Place à la deuxième édition de la marche #Noustoutes ce samedi à Perpignan, à l’occasion de la journée internationale contre la violence à l'égard des femmes (fixée le 25 novembre par l’ONU). Plusieurs actions sont prévues.

C’est un appel au rassemblement national qui est initié dans le département par l’association Idem Question de genre. L'événement sera suivi par la plupart des organisations féministes du département. Différents collectifs proposeront notamment des animations autour de cette mobilisation pour sensibiliser et rassembler autour du fléau des violences faites aux femmes.

Le matin à 10 heures, deux ateliers sont au programme. Pour le premier, il s'agira d'échanger autour de l'auto-défense féministe au centre culturel catalan de Perpignan El Casal. Les inscriptions se font par mail à jovemovimentfeminista@gmail.com. Le deuxième atelier portera sur la fabrication de pancartes en vue de la marche qui débutera l'après-midi.
Avant un départ devant la gare SNCF côté centre-ville à 14 heures, un repas est prévu en auberge espagnole à partir de midi.
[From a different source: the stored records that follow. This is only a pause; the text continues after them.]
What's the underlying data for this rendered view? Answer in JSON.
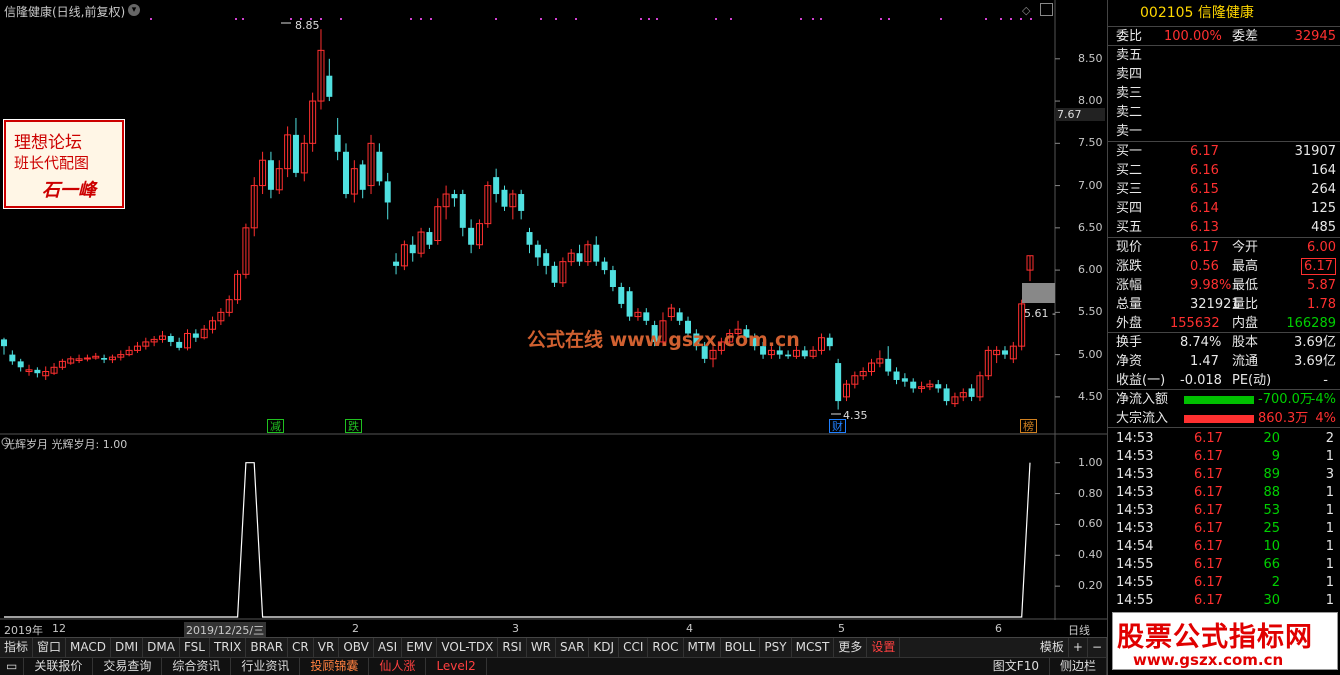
{
  "title": "信隆健康(日线,前复权)",
  "price_axis": [
    "8.50",
    "8.00",
    "7.50",
    "7.00",
    "6.50",
    "6.00",
    "5.50",
    "5.00",
    "4.50"
  ],
  "current_price_label": "7.67",
  "high_label": "8.85",
  "low_label": "4.35",
  "last_close_label": "5.61 -",
  "stamp": {
    "line1": "理想论坛",
    "line2": "班长代配图",
    "line3": "石一峰"
  },
  "watermark": "公式在线 www.gszx.com.cn",
  "signals": [
    {
      "text": "减",
      "color": "#20c020"
    },
    {
      "text": "跌",
      "color": "#20c020"
    },
    {
      "text": "财",
      "color": "#2080ff"
    },
    {
      "text": "榜",
      "color": "#d08020"
    }
  ],
  "indicator": {
    "title": "光辉岁月 光辉岁月: 1.00",
    "axis": [
      "1.00",
      "0.80",
      "0.60",
      "0.40",
      "0.20"
    ]
  },
  "date_axis": [
    "2019年",
    "12",
    "2019/12/25/三",
    "2",
    "3",
    "4",
    "5",
    "6"
  ],
  "timeframe": "日线",
  "tabs": [
    "指标",
    "窗口",
    "MACD",
    "DMI",
    "DMA",
    "FSL",
    "TRIX",
    "BRAR",
    "CR",
    "VR",
    "OBV",
    "ASI",
    "EMV",
    "VOL-TDX",
    "RSI",
    "WR",
    "SAR",
    "KDJ",
    "CCI",
    "ROC",
    "MTM",
    "BOLL",
    "PSY",
    "MCST",
    "更多",
    "设置",
    "模板",
    "+",
    "−"
  ],
  "bottom_tabs": [
    "关联报价",
    "交易查询",
    "综合资讯",
    "行业资讯",
    "投顾锦囊",
    "仙人涨",
    "Level2",
    "图文F10",
    "侧边栏"
  ],
  "side": {
    "code": "002105",
    "name": "信隆健康",
    "weibi_label": "委比",
    "weibi": "100.00%",
    "weicha_label": "委差",
    "weicha": "32945",
    "sells": [
      "卖五",
      "卖四",
      "卖三",
      "卖二",
      "卖一"
    ],
    "buys": [
      {
        "label": "买一",
        "price": "6.17",
        "vol": "31907"
      },
      {
        "label": "买二",
        "price": "6.16",
        "vol": "164"
      },
      {
        "label": "买三",
        "price": "6.15",
        "vol": "264"
      },
      {
        "label": "买四",
        "price": "6.14",
        "vol": "125"
      },
      {
        "label": "买五",
        "price": "6.13",
        "vol": "485"
      }
    ],
    "stats": [
      [
        "现价",
        "6.17",
        "今开",
        "6.00"
      ],
      [
        "涨跌",
        "0.56",
        "最高",
        "6.17"
      ],
      [
        "涨幅",
        "9.98%",
        "最低",
        "5.87"
      ],
      [
        "总量",
        "321921",
        "量比",
        "1.78"
      ],
      [
        "外盘",
        "155632",
        "内盘",
        "166289"
      ],
      [
        "换手",
        "8.74%",
        "股本",
        "3.69亿"
      ],
      [
        "净资",
        "1.47",
        "流通",
        "3.69亿"
      ],
      [
        "收益(一)",
        "-0.018",
        "PE(动)",
        "-"
      ]
    ],
    "netflow_label": "净流入额",
    "netflow": "-700.0万",
    "netflow_pct": "-4%",
    "block_label": "大宗流入",
    "block": "860.3万",
    "block_pct": "4%",
    "ticks": [
      [
        "14:53",
        "6.17",
        "20",
        "2"
      ],
      [
        "14:53",
        "6.17",
        "9",
        "1"
      ],
      [
        "14:53",
        "6.17",
        "89",
        "3"
      ],
      [
        "14:53",
        "6.17",
        "88",
        "1"
      ],
      [
        "14:53",
        "6.17",
        "53",
        "1"
      ],
      [
        "14:53",
        "6.17",
        "25",
        "1"
      ],
      [
        "14:54",
        "6.17",
        "10",
        "1"
      ],
      [
        "14:55",
        "6.17",
        "66",
        "1"
      ],
      [
        "14:55",
        "6.17",
        "2",
        "1"
      ],
      [
        "14:55",
        "6.17",
        "30",
        "1"
      ]
    ]
  },
  "logo": {
    "line1": "股票公式指标网",
    "line2": "www.gszx.com.cn"
  },
  "chart_data": {
    "type": "candlestick",
    "ylim": [
      4.25,
      8.9
    ],
    "colors": {
      "up": "#ff3030",
      "down": "#50e0e0"
    },
    "candles": [
      [
        5.18,
        5.1,
        5.2,
        5.0
      ],
      [
        5.0,
        4.92,
        5.05,
        4.88
      ],
      [
        4.92,
        4.85,
        4.95,
        4.8
      ],
      [
        4.8,
        4.82,
        4.88,
        4.75
      ],
      [
        4.82,
        4.78,
        4.85,
        4.73
      ],
      [
        4.75,
        4.8,
        4.86,
        4.7
      ],
      [
        4.78,
        4.85,
        4.9,
        4.76
      ],
      [
        4.85,
        4.92,
        4.95,
        4.82
      ],
      [
        4.9,
        4.95,
        4.98,
        4.88
      ],
      [
        4.93,
        4.95,
        5.0,
        4.9
      ],
      [
        4.95,
        4.96,
        5.0,
        4.92
      ],
      [
        4.96,
        4.98,
        5.02,
        4.94
      ],
      [
        4.96,
        4.94,
        5.0,
        4.9
      ],
      [
        4.94,
        4.97,
        5.0,
        4.9
      ],
      [
        4.97,
        5.0,
        5.05,
        4.93
      ],
      [
        5.0,
        5.05,
        5.1,
        4.98
      ],
      [
        5.05,
        5.1,
        5.15,
        5.02
      ],
      [
        5.1,
        5.15,
        5.2,
        5.06
      ],
      [
        5.15,
        5.18,
        5.22,
        5.1
      ],
      [
        5.18,
        5.22,
        5.28,
        5.14
      ],
      [
        5.22,
        5.15,
        5.25,
        5.1
      ],
      [
        5.15,
        5.08,
        5.2,
        5.05
      ],
      [
        5.08,
        5.25,
        5.3,
        5.05
      ],
      [
        5.25,
        5.2,
        5.3,
        5.15
      ],
      [
        5.2,
        5.3,
        5.35,
        5.18
      ],
      [
        5.3,
        5.4,
        5.45,
        5.25
      ],
      [
        5.4,
        5.5,
        5.55,
        5.35
      ],
      [
        5.5,
        5.65,
        5.7,
        5.45
      ],
      [
        5.65,
        5.95,
        6.0,
        5.6
      ],
      [
        5.95,
        6.5,
        6.55,
        5.9
      ],
      [
        6.5,
        7.0,
        7.1,
        6.4
      ],
      [
        7.0,
        7.3,
        7.4,
        6.9
      ],
      [
        7.3,
        6.95,
        7.4,
        6.85
      ],
      [
        6.95,
        7.2,
        7.3,
        6.9
      ],
      [
        7.2,
        7.6,
        7.7,
        7.1
      ],
      [
        7.6,
        7.15,
        7.8,
        7.1
      ],
      [
        7.15,
        7.5,
        7.6,
        7.05
      ],
      [
        7.5,
        8.0,
        8.1,
        7.4
      ],
      [
        8.0,
        8.6,
        8.85,
        7.9
      ],
      [
        8.3,
        8.05,
        8.5,
        8.0
      ],
      [
        7.6,
        7.4,
        7.8,
        7.3
      ],
      [
        7.4,
        6.9,
        7.5,
        6.85
      ],
      [
        6.9,
        7.2,
        7.3,
        6.8
      ],
      [
        7.25,
        6.95,
        7.3,
        6.85
      ],
      [
        7.0,
        7.5,
        7.6,
        6.9
      ],
      [
        7.4,
        7.05,
        7.5,
        7.0
      ],
      [
        7.05,
        6.8,
        7.15,
        6.6
      ],
      [
        6.1,
        6.05,
        6.2,
        5.95
      ],
      [
        6.05,
        6.3,
        6.35,
        6.0
      ],
      [
        6.3,
        6.2,
        6.4,
        6.1
      ],
      [
        6.2,
        6.45,
        6.5,
        6.15
      ],
      [
        6.45,
        6.3,
        6.5,
        6.25
      ],
      [
        6.35,
        6.75,
        6.85,
        6.3
      ],
      [
        6.75,
        6.9,
        7.0,
        6.6
      ],
      [
        6.9,
        6.85,
        6.95,
        6.75
      ],
      [
        6.9,
        6.5,
        6.95,
        6.4
      ],
      [
        6.5,
        6.3,
        6.6,
        6.2
      ],
      [
        6.3,
        6.55,
        6.6,
        6.25
      ],
      [
        6.55,
        7.0,
        7.05,
        6.5
      ],
      [
        7.1,
        6.9,
        7.2,
        6.8
      ],
      [
        6.95,
        6.75,
        7.0,
        6.7
      ],
      [
        6.75,
        6.9,
        6.95,
        6.6
      ],
      [
        6.9,
        6.7,
        6.95,
        6.6
      ],
      [
        6.45,
        6.3,
        6.5,
        6.2
      ],
      [
        6.3,
        6.15,
        6.35,
        6.05
      ],
      [
        6.2,
        6.05,
        6.25,
        5.95
      ],
      [
        6.05,
        5.85,
        6.1,
        5.8
      ],
      [
        5.85,
        6.1,
        6.15,
        5.8
      ],
      [
        6.1,
        6.2,
        6.25,
        6.05
      ],
      [
        6.2,
        6.1,
        6.3,
        6.05
      ],
      [
        6.1,
        6.3,
        6.35,
        6.05
      ],
      [
        6.3,
        6.1,
        6.4,
        6.05
      ],
      [
        6.1,
        6.0,
        6.15,
        5.95
      ],
      [
        6.0,
        5.8,
        6.05,
        5.75
      ],
      [
        5.8,
        5.6,
        5.85,
        5.55
      ],
      [
        5.75,
        5.45,
        5.8,
        5.4
      ],
      [
        5.45,
        5.5,
        5.55,
        5.4
      ],
      [
        5.5,
        5.4,
        5.55,
        5.35
      ],
      [
        5.35,
        5.15,
        5.4,
        5.1
      ],
      [
        5.15,
        5.4,
        5.5,
        5.1
      ],
      [
        5.45,
        5.55,
        5.6,
        5.4
      ],
      [
        5.5,
        5.4,
        5.55,
        5.35
      ],
      [
        5.4,
        5.25,
        5.45,
        5.2
      ],
      [
        5.25,
        5.1,
        5.3,
        5.05
      ],
      [
        5.1,
        4.95,
        5.15,
        4.9
      ],
      [
        4.95,
        5.05,
        5.1,
        4.85
      ],
      [
        5.05,
        5.15,
        5.2,
        5.0
      ],
      [
        5.15,
        5.25,
        5.3,
        5.1
      ],
      [
        5.25,
        5.3,
        5.4,
        5.2
      ],
      [
        5.3,
        5.2,
        5.35,
        5.15
      ],
      [
        5.2,
        5.1,
        5.25,
        5.05
      ],
      [
        5.1,
        5.0,
        5.15,
        4.95
      ],
      [
        5.0,
        5.05,
        5.1,
        4.95
      ],
      [
        5.05,
        5.0,
        5.1,
        4.95
      ],
      [
        5.0,
        4.98,
        5.05,
        4.95
      ],
      [
        4.98,
        5.05,
        5.1,
        4.95
      ],
      [
        5.05,
        4.98,
        5.1,
        4.95
      ],
      [
        4.98,
        5.05,
        5.1,
        4.95
      ],
      [
        5.05,
        5.2,
        5.25,
        5.0
      ],
      [
        5.2,
        5.1,
        5.25,
        5.05
      ],
      [
        4.9,
        4.45,
        4.95,
        4.35
      ],
      [
        4.5,
        4.65,
        4.7,
        4.45
      ],
      [
        4.65,
        4.75,
        4.8,
        4.6
      ],
      [
        4.75,
        4.8,
        4.85,
        4.7
      ],
      [
        4.8,
        4.9,
        4.95,
        4.75
      ],
      [
        4.9,
        4.95,
        5.05,
        4.85
      ],
      [
        4.95,
        4.8,
        5.1,
        4.75
      ],
      [
        4.8,
        4.7,
        4.85,
        4.65
      ],
      [
        4.72,
        4.68,
        4.78,
        4.62
      ],
      [
        4.68,
        4.6,
        4.72,
        4.55
      ],
      [
        4.6,
        4.62,
        4.68,
        4.55
      ],
      [
        4.62,
        4.65,
        4.7,
        4.58
      ],
      [
        4.65,
        4.6,
        4.7,
        4.55
      ],
      [
        4.6,
        4.45,
        4.65,
        4.4
      ],
      [
        4.42,
        4.5,
        4.55,
        4.38
      ],
      [
        4.5,
        4.55,
        4.6,
        4.45
      ],
      [
        4.6,
        4.5,
        4.65,
        4.45
      ],
      [
        4.5,
        4.75,
        4.8,
        4.45
      ],
      [
        4.75,
        5.05,
        5.1,
        4.7
      ],
      [
        5.0,
        5.05,
        5.1,
        4.9
      ],
      [
        5.05,
        5.0,
        5.1,
        4.95
      ],
      [
        4.95,
        5.1,
        5.15,
        4.9
      ],
      [
        5.1,
        5.6,
        5.65,
        5.05
      ],
      [
        6.0,
        6.17,
        6.17,
        5.87
      ]
    ],
    "indicator_series": [
      0,
      0,
      0,
      0,
      0,
      0,
      0,
      0,
      0,
      0,
      0,
      0,
      0,
      0,
      0,
      0,
      0,
      0,
      0,
      0,
      0,
      0,
      0,
      0,
      0,
      0,
      0,
      0,
      0,
      1,
      1,
      0,
      0,
      0,
      0,
      0,
      0,
      0,
      0,
      0,
      0,
      0,
      0,
      0,
      0,
      0,
      0,
      0,
      0,
      0,
      0,
      0,
      0,
      0,
      0,
      0,
      0,
      0,
      0,
      0,
      0,
      0,
      0,
      0,
      0,
      0,
      0,
      0,
      0,
      0,
      0,
      0,
      0,
      0,
      0,
      0,
      0,
      0,
      0,
      0,
      0,
      0,
      0,
      0,
      0,
      0,
      0,
      0,
      0,
      0,
      0,
      0,
      0,
      0,
      0,
      0,
      0,
      0,
      0,
      0,
      0,
      0,
      0,
      0,
      0,
      0,
      0,
      0,
      0,
      0,
      0,
      0,
      0,
      0,
      0,
      0,
      0,
      0,
      0,
      0,
      0,
      0,
      0,
      1
    ],
    "indicator_ylim": [
      0,
      1.05
    ]
  }
}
Puis la journée se finira par un apéritif à 16 heures 30.

Ce sont plusieurs actions qui rendent cette marche singulière, c'est ce que nous explique Françoise Birkui, sociologue et coordinatrice de l'association Idem Question de genre.

"Ce n'est pas une simple marche. C'est vraiment une déferlante féministe à laquelle Perpignan participe. Et pour la première fois en 2018 on était 400 dans les rues à dénoncer ce sexisme ambiant et à ne pas l'accepter. Cette année, on sera certainement plus nombreuses..."

​​

Françoise Birkui a fondé il y a maintenant 15 ans l'association Idem Question de Genre. Une association de recherche et de sensibilisation autour de la représentation de la femme dans notre société. Ce samedi, tout le monde est invité à se rassembler et échanger sur ce sujet, c'est l'appel que lance Françoise Birkui.

"Que la marche soit une vitrine de toutes les structures spécialisées ou sensibilisées à la défense des inégalités, des droits des femmes. Qu'il y ait aussi toutes les personnes qui se sentent isolées sur ces combats-là. Et qu'enfin on soit dans une démarche de solidarité, parce qu'il n'y aura rien d'autre qui sera efficace."


Il s'agira aussi de dénoncer des chiffres inacceptables. Pour rappel en Occitanie depuis janvier 2019, 18 cas de féminicides ont été constatés. En France, ce sont 137 femmes qui ont été tuées par leur conjoint depuis le début de l’année.